En segundo lugar, se afirma un principio pedagógico decisivo: la educación debe respetar el desarrollo natural del educando y promover su autenticidad. Rousseau y la tradición romántica subrayan que el niño tiene un ritmo propio, una manera particular de conocer y de relacionarse con el mundo, que no debe ser sofocada por estructuras rígidas o prematuras imposiciones sociales. Esto conduce a valorar el aprendizaje experiencial, el contacto con la naturaleza, el arte y la formación afectiva, como elementos indispensables para el crecimiento integral. La educación se entiende así como acompañamiento más que como imposición, como cultivo de la vida más que como simple transmisión de contenidos.

Finalmente, el núcleo de esta propuesta se puede expresar como la búsqueda de una formación integral que armonice razón, afectividad y libertad.

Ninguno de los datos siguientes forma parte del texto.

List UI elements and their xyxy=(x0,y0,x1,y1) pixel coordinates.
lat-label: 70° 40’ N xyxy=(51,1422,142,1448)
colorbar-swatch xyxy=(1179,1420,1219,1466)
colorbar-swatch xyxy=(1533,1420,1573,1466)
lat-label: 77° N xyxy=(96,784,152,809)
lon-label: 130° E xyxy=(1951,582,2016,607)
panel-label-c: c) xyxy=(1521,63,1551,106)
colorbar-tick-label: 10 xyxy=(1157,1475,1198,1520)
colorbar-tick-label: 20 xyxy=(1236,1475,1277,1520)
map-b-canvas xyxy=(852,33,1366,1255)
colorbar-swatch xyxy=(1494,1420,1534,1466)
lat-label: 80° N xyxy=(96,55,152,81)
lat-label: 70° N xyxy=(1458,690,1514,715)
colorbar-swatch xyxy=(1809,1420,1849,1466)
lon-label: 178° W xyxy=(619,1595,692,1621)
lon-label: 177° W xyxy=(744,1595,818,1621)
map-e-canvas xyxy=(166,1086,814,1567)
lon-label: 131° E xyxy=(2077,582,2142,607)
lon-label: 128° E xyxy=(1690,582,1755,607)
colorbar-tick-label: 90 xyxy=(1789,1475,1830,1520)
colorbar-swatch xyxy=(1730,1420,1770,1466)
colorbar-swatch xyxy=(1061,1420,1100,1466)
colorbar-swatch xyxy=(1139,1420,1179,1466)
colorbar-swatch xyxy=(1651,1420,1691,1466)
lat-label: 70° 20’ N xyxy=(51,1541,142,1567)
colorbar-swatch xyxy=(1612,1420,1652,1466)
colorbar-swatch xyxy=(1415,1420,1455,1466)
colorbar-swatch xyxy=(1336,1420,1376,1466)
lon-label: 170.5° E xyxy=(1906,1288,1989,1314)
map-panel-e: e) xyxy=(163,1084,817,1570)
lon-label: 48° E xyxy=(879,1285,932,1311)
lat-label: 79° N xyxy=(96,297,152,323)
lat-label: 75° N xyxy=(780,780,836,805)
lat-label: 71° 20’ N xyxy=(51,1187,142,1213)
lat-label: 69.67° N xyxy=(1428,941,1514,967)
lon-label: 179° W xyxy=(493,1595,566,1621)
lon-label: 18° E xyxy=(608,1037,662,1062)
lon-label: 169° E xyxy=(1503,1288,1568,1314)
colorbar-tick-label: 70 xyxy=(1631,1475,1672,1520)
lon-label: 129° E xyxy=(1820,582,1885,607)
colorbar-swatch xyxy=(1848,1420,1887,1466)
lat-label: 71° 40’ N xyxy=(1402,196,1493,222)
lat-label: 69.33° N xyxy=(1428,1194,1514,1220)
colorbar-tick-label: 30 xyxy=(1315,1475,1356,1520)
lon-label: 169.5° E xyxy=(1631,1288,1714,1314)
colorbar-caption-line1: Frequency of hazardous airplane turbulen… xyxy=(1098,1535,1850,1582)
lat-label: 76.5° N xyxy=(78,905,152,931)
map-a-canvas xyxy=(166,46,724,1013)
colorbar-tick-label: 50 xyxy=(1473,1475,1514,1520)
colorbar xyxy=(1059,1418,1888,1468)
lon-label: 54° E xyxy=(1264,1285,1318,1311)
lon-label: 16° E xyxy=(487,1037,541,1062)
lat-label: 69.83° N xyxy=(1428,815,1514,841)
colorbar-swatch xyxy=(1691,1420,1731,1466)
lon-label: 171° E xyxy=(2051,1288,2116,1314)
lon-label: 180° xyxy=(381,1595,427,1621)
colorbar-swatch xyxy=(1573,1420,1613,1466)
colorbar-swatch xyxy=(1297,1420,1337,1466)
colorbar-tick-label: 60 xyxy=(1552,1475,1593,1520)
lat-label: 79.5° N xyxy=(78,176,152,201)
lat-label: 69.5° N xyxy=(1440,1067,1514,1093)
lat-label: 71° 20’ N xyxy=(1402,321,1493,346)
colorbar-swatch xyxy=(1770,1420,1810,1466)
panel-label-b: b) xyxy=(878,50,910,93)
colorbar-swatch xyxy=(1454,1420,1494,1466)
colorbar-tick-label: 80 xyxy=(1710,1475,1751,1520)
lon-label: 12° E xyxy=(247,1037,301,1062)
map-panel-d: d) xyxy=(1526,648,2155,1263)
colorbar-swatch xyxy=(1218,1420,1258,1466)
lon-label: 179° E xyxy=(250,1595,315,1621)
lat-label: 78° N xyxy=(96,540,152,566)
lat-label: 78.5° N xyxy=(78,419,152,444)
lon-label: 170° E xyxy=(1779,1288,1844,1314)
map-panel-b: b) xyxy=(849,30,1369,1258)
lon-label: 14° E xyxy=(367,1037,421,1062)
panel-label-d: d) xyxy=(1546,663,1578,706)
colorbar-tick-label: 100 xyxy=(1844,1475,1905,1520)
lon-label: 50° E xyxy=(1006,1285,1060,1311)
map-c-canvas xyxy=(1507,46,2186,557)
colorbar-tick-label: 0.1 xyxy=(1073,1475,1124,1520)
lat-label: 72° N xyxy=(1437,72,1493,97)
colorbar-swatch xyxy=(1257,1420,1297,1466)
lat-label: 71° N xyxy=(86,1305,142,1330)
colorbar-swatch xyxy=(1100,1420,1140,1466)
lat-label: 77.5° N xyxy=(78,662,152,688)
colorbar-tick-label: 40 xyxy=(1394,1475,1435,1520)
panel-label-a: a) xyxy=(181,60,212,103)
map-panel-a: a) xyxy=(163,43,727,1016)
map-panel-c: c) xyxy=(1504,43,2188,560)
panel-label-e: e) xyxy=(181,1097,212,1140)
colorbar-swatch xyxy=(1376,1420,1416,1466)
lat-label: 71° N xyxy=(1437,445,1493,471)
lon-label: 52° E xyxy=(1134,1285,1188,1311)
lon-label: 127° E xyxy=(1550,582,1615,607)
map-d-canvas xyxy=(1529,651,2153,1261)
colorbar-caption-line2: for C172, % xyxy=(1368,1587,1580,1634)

Aunque el Romanticismo a veces cae en oposiciones excesivas frente a la Ilustración, su aporte más valioso consiste en recordar que la plenitud humana exige una integración de dimensiones. Desde una perspectiva más completa —y en sintonía con la tradición cristiana— la educación está llamada a formar personas capaces de conocer la verdad, amar el bien y admirar la belleza, desarrollando tanto su inteligencia como su corazón. En este equilibrio se encuentra la clave para una educación verdaderamente humana.